= Amandla (magazine) =

Bimonthly South African magazine

Amandla! is a South African bi-monthly magazine that was launched in 2006. The founders are Mazibuko Jara and Brian Ashley. The magazine is published by the Alternative Information and Development Centre (AIDC) in Cape Town, and takes its name from the Zulu word amandla, which means power, and the masthead of the paper is 'Taking Power Seriously'.

It provides coverage and analysis of current political, economic and social processes from radical left perspectives. Articles offer perspectives on alternative strategies to deepen the process of social transformation in South Africa and on the African continent. issues have covered a wide range of issues, including climate change, food sovereignty, national healthcare and working class struggles, as well as debates around South Africa's labour unions, social movements and popular organizations.

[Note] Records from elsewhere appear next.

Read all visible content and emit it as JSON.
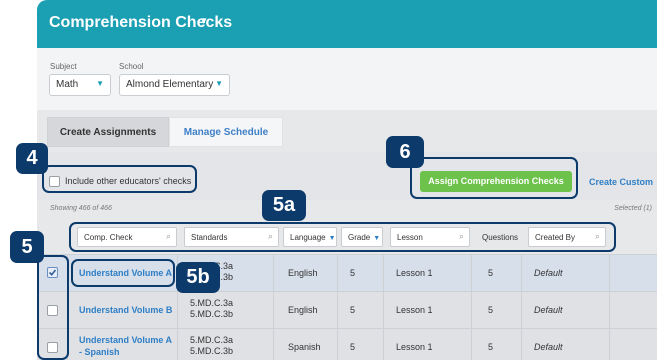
{
  "header": {
    "title": "Comprehension Checks",
    "caret": "▾"
  },
  "filters": {
    "subject_label": "Subject",
    "subject_value": "Math",
    "school_label": "School",
    "school_value": "Almond Elementary"
  },
  "tabs": [
    {
      "label": "Create Assignments",
      "active": true
    },
    {
      "label": "Manage Schedule",
      "active": false
    }
  ],
  "actions": {
    "include_label": "Include other educators' checks",
    "include_checked": false,
    "assign_label": "Assign Comprehension Checks",
    "create_custom_label": "Create Custom"
  },
  "counts": {
    "showing": "Showing 466 of 466",
    "selected": "Selected (1)"
  },
  "columns": {
    "comp_check": "Comp. Check",
    "standards": "Standards",
    "language": "Language",
    "grade": "Grade",
    "lesson": "Lesson",
    "questions": "Questions",
    "created_by": "Created By"
  },
  "rows": [
    {
      "name": "Understand Volume A",
      "std1": "5.MD.C.3a",
      "std2": "5.MD.C.3b",
      "language": "English",
      "grade": "5",
      "lesson": "Lesson 1",
      "questions": "5",
      "created_by": "Default",
      "checked": true
    },
    {
      "name": "Understand Volume B",
      "std1": "5.MD.C.3a",
      "std2": "5.MD.C.3b",
      "language": "English",
      "grade": "5",
      "lesson": "Lesson 1",
      "questions": "5",
      "created_by": "Default",
      "checked": false
    },
    {
      "name": "Understand Volume A",
      "name2": "- Spanish",
      "std1": "5.MD.C.3a",
      "std2": "5.MD.C.3b",
      "language": "Spanish",
      "grade": "5",
      "lesson": "Lesson 1",
      "questions": "5",
      "created_by": "Default",
      "checked": false
    }
  ],
  "callouts": {
    "c4": "4",
    "c5": "5",
    "c5a": "5a",
    "c5b": "5b",
    "c6": "6"
  },
  "colors": {
    "header": "#1a9fb3",
    "callout": "#0b3a6b",
    "assign_button": "#6cc24a",
    "link": "#2f7fc6"
  },
  "icons": {
    "search": "search-icon",
    "check": "check-icon",
    "caret": "chevron-down-icon"
  }
}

The magazine is written by and for activists in political, labour and popular organisations, as well as progressive intellectuals at the universities, in NGOs, parliament, community-based organisations, churches, journalists, lawyers, public officials in state institutions, etc. Contributors thus far have included Noam Chomsky, Jeremy Cronin, Ronnie Kasrils, Mark Heywood and Joel Netshitenzhe. Articles offer perspectives on alternative strategies to deepen the process of social transformation in South Africa and on the African continent, and have covered, for example, the Eskom electricity crisis in South Africa, critiques of the property taxation system, and international news from Thailand and Greece.

Amandla! also runs a series of discussion forums on topical issues in Cape Town and Johannesburg.